# They were moving this weekend



## sharkchum (Feb 10, 2012)

That cold front really got them moving this weekend, a saw deer every day. I had a lot of young little bucks everywhere, and had a huge 8 point come out Saturday, but he was hot on a doe and I couldn't get him to stop. I did manage to get a fat little spike Sunday morning for the freezer Sunday. 37 yds right through the heart with a G5 Monotec and he still ran over 200yds before going down. When I checked my game camera I had a picture of a little six point under my feeder with me up in my ladder stand. I need to lose some weight or find fatter tree to hide my silhouette better.


----------



## RATLTRAP (Sep 16, 2009)

Last one is a cool pic.
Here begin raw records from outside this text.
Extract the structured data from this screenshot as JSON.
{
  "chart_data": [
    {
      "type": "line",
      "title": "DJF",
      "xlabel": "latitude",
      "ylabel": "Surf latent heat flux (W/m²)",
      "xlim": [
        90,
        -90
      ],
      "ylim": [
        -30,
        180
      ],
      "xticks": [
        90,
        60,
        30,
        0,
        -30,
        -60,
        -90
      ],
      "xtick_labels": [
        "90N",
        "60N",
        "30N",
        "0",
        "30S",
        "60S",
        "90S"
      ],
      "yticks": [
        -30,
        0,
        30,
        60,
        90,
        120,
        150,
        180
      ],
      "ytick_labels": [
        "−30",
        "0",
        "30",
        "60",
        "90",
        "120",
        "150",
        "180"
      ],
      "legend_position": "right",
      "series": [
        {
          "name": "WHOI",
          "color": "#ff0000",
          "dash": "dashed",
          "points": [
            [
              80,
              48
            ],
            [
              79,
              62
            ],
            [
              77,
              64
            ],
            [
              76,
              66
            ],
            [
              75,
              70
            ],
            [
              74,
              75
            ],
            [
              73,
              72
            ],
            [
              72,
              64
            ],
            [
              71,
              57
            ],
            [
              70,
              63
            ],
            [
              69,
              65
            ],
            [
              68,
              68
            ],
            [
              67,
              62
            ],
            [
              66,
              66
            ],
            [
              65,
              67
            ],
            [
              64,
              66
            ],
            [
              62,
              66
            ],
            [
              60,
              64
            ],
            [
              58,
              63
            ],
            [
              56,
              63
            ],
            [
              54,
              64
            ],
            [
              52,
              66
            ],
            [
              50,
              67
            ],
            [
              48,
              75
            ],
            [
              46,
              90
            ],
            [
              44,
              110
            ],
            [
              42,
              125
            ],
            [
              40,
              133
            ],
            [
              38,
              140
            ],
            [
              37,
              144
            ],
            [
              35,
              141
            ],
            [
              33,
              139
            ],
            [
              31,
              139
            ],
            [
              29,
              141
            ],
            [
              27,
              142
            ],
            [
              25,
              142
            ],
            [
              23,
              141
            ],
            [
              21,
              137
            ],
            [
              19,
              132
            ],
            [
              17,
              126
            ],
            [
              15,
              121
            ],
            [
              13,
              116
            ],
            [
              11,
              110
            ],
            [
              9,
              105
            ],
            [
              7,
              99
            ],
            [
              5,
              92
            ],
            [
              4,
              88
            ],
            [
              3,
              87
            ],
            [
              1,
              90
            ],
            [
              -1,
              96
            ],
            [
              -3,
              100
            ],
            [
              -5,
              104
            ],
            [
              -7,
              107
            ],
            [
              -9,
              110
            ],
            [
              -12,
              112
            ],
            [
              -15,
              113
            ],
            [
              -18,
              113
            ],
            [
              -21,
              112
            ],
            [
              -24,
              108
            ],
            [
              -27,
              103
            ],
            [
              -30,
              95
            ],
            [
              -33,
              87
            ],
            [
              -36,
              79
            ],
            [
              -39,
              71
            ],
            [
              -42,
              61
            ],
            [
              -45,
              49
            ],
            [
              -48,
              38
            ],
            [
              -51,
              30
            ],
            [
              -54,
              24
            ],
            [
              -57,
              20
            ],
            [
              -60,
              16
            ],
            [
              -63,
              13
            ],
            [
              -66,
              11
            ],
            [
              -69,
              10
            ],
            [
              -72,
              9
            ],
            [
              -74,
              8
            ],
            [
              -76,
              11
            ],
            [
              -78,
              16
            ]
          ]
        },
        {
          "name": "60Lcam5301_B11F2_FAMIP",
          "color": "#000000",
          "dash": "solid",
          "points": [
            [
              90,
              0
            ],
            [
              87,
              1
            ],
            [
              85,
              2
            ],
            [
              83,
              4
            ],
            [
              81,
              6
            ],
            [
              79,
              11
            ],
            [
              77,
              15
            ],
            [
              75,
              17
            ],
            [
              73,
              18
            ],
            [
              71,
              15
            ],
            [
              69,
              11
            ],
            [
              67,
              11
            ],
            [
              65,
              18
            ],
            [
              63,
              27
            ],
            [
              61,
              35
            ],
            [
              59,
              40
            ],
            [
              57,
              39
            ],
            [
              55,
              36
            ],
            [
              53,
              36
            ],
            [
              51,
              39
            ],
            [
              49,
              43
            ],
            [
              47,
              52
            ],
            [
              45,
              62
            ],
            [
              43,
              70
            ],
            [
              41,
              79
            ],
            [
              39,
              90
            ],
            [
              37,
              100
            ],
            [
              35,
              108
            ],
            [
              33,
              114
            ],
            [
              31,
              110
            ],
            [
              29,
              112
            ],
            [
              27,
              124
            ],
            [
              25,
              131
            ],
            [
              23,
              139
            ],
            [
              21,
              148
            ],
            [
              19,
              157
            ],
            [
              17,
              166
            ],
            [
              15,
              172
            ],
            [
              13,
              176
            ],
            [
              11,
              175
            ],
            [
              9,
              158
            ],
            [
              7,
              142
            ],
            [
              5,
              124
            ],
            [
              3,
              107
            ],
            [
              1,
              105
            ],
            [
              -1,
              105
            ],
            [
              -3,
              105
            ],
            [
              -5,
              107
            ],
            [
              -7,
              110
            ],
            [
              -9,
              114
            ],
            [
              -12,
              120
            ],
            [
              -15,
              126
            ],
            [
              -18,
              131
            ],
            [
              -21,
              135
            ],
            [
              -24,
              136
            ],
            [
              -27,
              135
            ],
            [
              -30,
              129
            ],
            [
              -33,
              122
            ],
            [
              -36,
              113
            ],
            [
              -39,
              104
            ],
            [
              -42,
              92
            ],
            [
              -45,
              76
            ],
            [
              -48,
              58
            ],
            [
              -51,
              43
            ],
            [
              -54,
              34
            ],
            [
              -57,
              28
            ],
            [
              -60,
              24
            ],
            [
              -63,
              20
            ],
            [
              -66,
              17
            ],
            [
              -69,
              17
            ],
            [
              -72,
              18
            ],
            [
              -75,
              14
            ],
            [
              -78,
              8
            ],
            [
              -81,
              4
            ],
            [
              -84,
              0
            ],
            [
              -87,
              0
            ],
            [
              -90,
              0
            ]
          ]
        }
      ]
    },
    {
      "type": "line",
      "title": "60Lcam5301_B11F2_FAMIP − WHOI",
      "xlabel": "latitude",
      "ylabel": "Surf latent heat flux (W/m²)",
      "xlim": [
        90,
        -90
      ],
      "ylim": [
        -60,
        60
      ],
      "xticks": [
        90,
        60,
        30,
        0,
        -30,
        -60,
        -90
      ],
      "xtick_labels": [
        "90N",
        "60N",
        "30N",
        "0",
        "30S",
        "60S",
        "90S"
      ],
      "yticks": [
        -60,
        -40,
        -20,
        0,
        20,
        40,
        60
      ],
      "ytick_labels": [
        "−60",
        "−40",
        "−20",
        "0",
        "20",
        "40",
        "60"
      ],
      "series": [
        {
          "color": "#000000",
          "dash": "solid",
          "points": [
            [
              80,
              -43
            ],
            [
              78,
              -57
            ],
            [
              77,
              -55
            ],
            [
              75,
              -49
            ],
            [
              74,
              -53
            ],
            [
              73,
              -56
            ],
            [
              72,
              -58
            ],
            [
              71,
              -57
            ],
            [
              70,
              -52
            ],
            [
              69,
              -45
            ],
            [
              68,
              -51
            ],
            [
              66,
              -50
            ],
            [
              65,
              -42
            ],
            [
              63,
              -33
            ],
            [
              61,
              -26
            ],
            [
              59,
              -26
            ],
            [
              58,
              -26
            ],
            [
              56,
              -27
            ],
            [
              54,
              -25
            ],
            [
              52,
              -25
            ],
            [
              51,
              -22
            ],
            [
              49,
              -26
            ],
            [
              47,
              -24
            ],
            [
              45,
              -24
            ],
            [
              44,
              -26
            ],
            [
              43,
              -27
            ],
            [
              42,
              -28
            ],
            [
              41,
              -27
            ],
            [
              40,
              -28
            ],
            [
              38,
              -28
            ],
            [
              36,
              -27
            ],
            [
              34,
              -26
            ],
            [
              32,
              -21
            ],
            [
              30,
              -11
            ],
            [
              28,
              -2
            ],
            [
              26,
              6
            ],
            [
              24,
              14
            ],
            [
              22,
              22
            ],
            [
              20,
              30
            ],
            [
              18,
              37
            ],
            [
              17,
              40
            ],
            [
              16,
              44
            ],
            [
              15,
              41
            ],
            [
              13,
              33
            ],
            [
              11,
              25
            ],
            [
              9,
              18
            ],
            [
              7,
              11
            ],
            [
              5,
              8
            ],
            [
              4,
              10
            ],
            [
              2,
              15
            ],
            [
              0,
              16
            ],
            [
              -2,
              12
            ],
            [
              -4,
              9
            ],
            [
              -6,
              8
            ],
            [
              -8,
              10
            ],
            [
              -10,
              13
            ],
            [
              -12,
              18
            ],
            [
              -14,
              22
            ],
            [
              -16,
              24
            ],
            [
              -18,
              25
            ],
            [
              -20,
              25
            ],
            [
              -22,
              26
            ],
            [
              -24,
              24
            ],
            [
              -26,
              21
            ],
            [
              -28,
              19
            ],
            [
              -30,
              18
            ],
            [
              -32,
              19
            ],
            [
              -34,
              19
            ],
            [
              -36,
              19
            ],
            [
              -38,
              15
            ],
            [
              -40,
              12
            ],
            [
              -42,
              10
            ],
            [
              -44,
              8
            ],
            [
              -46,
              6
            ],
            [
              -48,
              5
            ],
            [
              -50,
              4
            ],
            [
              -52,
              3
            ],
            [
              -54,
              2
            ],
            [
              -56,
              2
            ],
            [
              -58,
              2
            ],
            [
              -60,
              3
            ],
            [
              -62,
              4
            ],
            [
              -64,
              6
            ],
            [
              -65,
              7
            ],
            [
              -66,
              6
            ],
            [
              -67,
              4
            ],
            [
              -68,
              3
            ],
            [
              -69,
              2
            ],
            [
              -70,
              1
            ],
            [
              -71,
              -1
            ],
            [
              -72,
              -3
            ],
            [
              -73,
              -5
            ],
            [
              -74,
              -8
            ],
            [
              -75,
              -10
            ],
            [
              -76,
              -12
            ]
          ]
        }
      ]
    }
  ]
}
Good job on the spike.


----------



## altez (Sep 12, 2012)

Congrats on the spike! 37 yards?! I don't think I can even see that far ... haha.


----------



## Trouthunter (Dec 18, 1998)

Good job!

TH


----------



## hardhead34 (Sep 6, 2007)

man that last pic is cool. And congrats on filling the freezer. What county you hunt in? Im wondering if our deer started rutting yet were in robertson county


----------



## sharkchum (Feb 10, 2012)

hardhead34 said:


> man that last pic is cool. And congrats on filling the freezer. What county you hunt in? Im wondering if our deer started rutting yet were in robertson county


 Houston County in Crockett. I'm not sure if the rut really started, but all the bucks I saw were running doe.


----------



## DCAVA (Aug 5, 2013)

Good spiker, good eatin' meat there!!!


----------



## wet dreams (May 21, 2004)

Good job on the spike, I'll bet the ***** love you....WW


----------



## Chase4556 (Aug 26, 2008)

hardhead34 said:


> man that last pic is cool. And congrats on filling the freezer. What county you hunt in? Im wondering if our deer started rutting yet were in robertson county


Not sure if they are rutting, but my dad was up at the property this weekend, robertson county as well, and said they saw a lot of deer. They were moving, but it seems like that was happening a lot of places with this cool front yall must have got.


----------



## Relief (Oct 15, 2006)

*Poor little Deer, wife gives me a hard time, about Bambi.*

He is a young one, wonder what he would be at 5 or 6 years.


----------



## saltwatersensations (Aug 30, 2004)

Relief said:


> He is a young one, wonder what he would be at 5 or 6 years.


I would have shot that spike all day long. Good one to take. Even better sausage..


----------



## DCAVA (Aug 5, 2013)

Relief said:


> He is a young one, wonder what he would be at 5 or 6 years.


 He would of been a 17" long spike!! :question:

Perfect deer to take out of the herd, and great table fare!!


----------